As well as the Vegas RenderTest benchmark, I also tried CineBench, a free benchmarking app designed to relate to video apps etc., that runs on both PC and Mac. I learnt and read that it is necessary to use a manual stopwatch with this test (as its own scores and timings are weird), but otherwise it seems OK. With that app's multi-CPU test, the 8 cores are visibly in use under Mac, BootCamp and Parallels 4, giving timings within 10% of each other. This certainly illustrates that caution is needed in interpreting benchmark results. From other people's results, the Vegas benchmark includes a large proportion of parallelizable processing (people's multi core results show that) but it doesn't seem to travel well through the virtualizer, at least not this one.

Still, for Vegas, at least two cores are better than one.
fausseplanete wrote on 1/18/2009, 7:47 AM
mtntvguy,

You're right about FireWire, but it's not a show-stopper:

I don't need firewire-fed monitoring to TV etc. since I now have a proper separate monitor.

I don't need the same machine for capturing - I'll most likely use my existing laptop for that task, undisturbed, into a GRAID2, leaving the heavier machine free or switched off (to save the planet). I could network the laptop for onwards transfer if needed, or just plug the GRAID2 via USB into VM/BootCamp/Mac, or simply capture straight into the Mac (via some other utility) either to an NTFS or FAT partition or to a Mac one but read/write -able by XP via one or other app such as MacDrive. More experiments...but no pain, no gain.

Incidentally a Parallels forum thread [http://forum.parallels.com/showthread.php?t=29707&highlight=firewire] gives the impression they are working on FireWire but they're finding it hard to ensure stability, so no timetables are offered just yet. I would hope that they're instead consolidating the main functionality right now.
mtntvguy wrote on 1/18/2009, 11:38 AM
My workaround for the print to tape issue is I move the .veg file and its media to my external hard drive, then open them on my PC. That's a pain in the fanny, however.

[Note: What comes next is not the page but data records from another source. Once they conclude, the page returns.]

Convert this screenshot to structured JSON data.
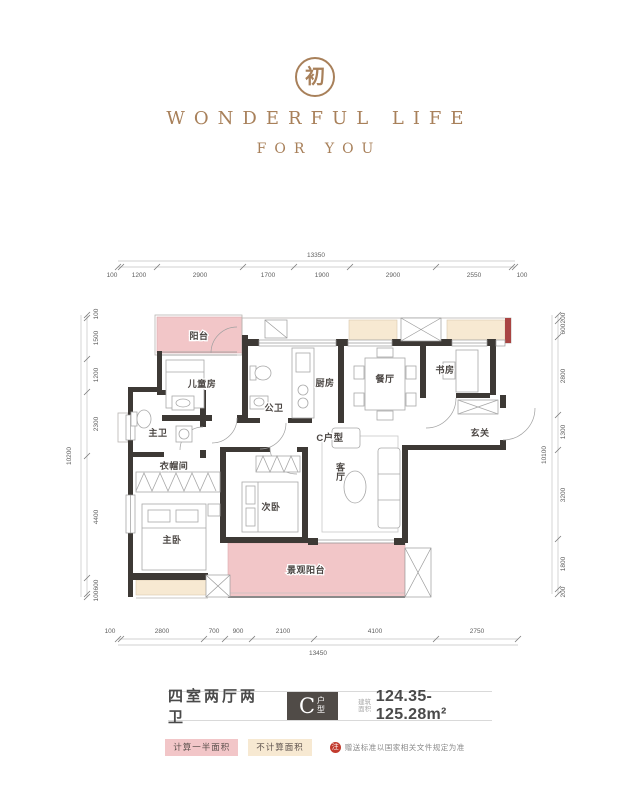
{
  "brand": {
    "seal_char": "初",
    "line1": "WONDERFUL LIFE",
    "line2": "FOR YOU"
  },
  "plan": {
    "unit_label": "C户型",
    "rooms": {
      "balcony": "阳台",
      "kids_room": "儿童房",
      "master_bath": "主卫",
      "cloakroom": "衣帽间",
      "master_bedroom": "主卧",
      "second_bedroom": "次卧",
      "public_bath": "公卫",
      "kitchen": "厨房",
      "dining": "餐厅",
      "study": "书房",
      "foyer": "玄关",
      "living": "客厅",
      "view_balcony": "景观阳台"
    },
    "dims": {
      "top": {
        "total": "13350",
        "segments": [
          "100",
          "1200",
          "2900",
          "1700",
          "1900",
          "2900",
          "2550",
          "100"
        ]
      },
      "bottom": {
        "total": "13450",
        "segments": [
          "100",
          "2800",
          "700",
          "900",
          "2100",
          "4100",
          "2750"
        ]
      },
      "left": {
        "total": "10200",
        "segments": [
          "100",
          "1500",
          "1200",
          "2300",
          "4400",
          "600",
          "100"
        ]
      },
      "right": {
        "total": "10100",
        "segments": [
          "200",
          "600",
          "2800",
          "1300",
          "3200",
          "1800",
          "200"
        ]
      }
    }
  },
  "info": {
    "layout_text": "四室两厅两卫",
    "unit_letter": "C",
    "unit_suffix": "户型",
    "area_label": "建筑面积",
    "area_value": "124.35-125.28m²"
  },
  "legend": {
    "half_area": "计算一半面积",
    "no_area": "不计算面积",
    "note_badge": "注",
    "note_text": "赠送标准以国家相关文件规定为准"
  },
  "colors": {
    "brand": "#a8805a",
    "pink": "#f2c6c8",
    "beige": "#f7e9d2",
    "wall": "#3d3935",
    "red_wall": "#a94442",
    "note_red": "#c23b2e"
  }
}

The print-to-tape thing didn't work with FC{P on the Mac OS side, either; but FCP has a "refresh camera" option and that fixed it there. Can't find a fix in Windows.
fausseplanete wrote on 1/18/2009, 4:06 PM
OT but interesting, for the same Vegas rendertest on BootCamp, the best speed was with Vegas threads min=4 max=7 (not 8) as described at http://www.sonycreativesoftware.com/forums/ShowMessage.asp?MessageID=526098&Replies=323.

Once again, less is more. It's a lot slower with 8 threads.